We saw that it is impossible for us, in principle, to close tasks with sprints, since work on, for example, a new model to determine the fact of payment by a client can take up to 3 months, and then we still have to return to this task, retrain the model, etc. … It’s impossible to fit this into a sprint.

As a result, we decided to move on to Kanban and try this practice.

3. Kanban

So Kanban! We took LeanDS as the basis for building the development process. 

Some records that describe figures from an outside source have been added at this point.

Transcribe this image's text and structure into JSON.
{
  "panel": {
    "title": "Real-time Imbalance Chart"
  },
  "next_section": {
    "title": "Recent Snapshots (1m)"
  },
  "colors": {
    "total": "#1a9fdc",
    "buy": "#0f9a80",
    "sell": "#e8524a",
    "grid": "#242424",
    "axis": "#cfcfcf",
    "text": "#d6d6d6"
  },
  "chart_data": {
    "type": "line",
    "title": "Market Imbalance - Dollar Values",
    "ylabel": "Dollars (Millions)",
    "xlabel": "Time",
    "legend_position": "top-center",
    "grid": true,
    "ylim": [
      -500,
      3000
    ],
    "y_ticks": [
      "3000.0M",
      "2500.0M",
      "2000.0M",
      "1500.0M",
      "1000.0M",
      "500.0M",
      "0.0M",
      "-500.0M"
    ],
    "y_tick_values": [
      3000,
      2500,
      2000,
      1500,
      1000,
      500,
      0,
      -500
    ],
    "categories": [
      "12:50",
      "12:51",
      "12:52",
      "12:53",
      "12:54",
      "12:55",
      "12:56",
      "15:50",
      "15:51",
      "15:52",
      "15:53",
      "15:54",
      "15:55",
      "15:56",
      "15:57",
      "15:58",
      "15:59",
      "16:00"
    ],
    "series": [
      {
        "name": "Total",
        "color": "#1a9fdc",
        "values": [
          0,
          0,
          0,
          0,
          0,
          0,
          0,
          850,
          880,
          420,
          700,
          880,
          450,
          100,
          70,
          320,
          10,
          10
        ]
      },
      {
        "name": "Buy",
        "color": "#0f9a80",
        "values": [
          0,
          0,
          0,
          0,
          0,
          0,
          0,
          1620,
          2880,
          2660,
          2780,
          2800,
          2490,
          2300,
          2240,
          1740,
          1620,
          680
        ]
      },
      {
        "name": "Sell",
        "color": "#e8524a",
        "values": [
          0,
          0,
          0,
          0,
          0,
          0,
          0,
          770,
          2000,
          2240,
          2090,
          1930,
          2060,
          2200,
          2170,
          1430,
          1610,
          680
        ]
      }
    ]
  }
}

You can find a link to the book on the Internet.

I made a new board and indicated the following steps there:

To Do, Analysis, Data Preparing, Experimenting, Development, Ready for Evaluation, Evaluation, PR review, Trial, Done

I set limits (WIS) at each stage, which I indicated in accordance with the number of team members involved in a given stage

I also revised the backlog and divided the work on the models into hypotheses, other tasks remained in the User stories as before. The backlog has been prioritized once again.

Example Hypothesis:

We believe that we will solve the problem of the appearance of ghost machines on all objects. To do this, we will locate each real car at the current time. We will be right if, in situations that cause the appearance of guest cars now, they will not appear and if the number of requests from restaurants about this problem will decrease by at least 50%

After all the preparations, my team and I carried out Kanban planning and agreed to work in accordance with the rules and ideology of Kanban. We chose the first tasks and started work

The result was colossally different from what it was before and it began to look promising:

  1. We could take super urgent tasks and get them done right away
  2. We could immediately see at what stage our tasks are stuck
  3. We began to understand how to better allocate resources
  4. Tasks began to move more actively through the funnel, as the team was able to better concentrate on specific tasks and began to help each other more
  5. We began to release features immediately after the readiness and this suited the customer even more, and it allowed us to simplify the deployment (at least the approval process) and analyze the impact of certain features independently of each other.

Another 2-3 weeks passed, the process stabilized, we began to notice how and where it was possible to expand the narrow necks in the process. We started to apply solutions and gradually accelerate development even more.

For example, we decided to centralize data collection, allocate a separate group for this and harvest some types of data on an ongoing basis, so that there are always fresh datasets for retraining old or training new models.

Thus, we have come to the ideal work format for our team. 

I tried to summarize the very essence, without describing unnecessary details and water, and also show why we made certain decisions and what it led to. I hope this article will be useful to you and will help you in your practice.

PS I highly recommend reading the LeanDS book for managers or Data Science engineers, as this will greatly improve at least some aspects of your processes.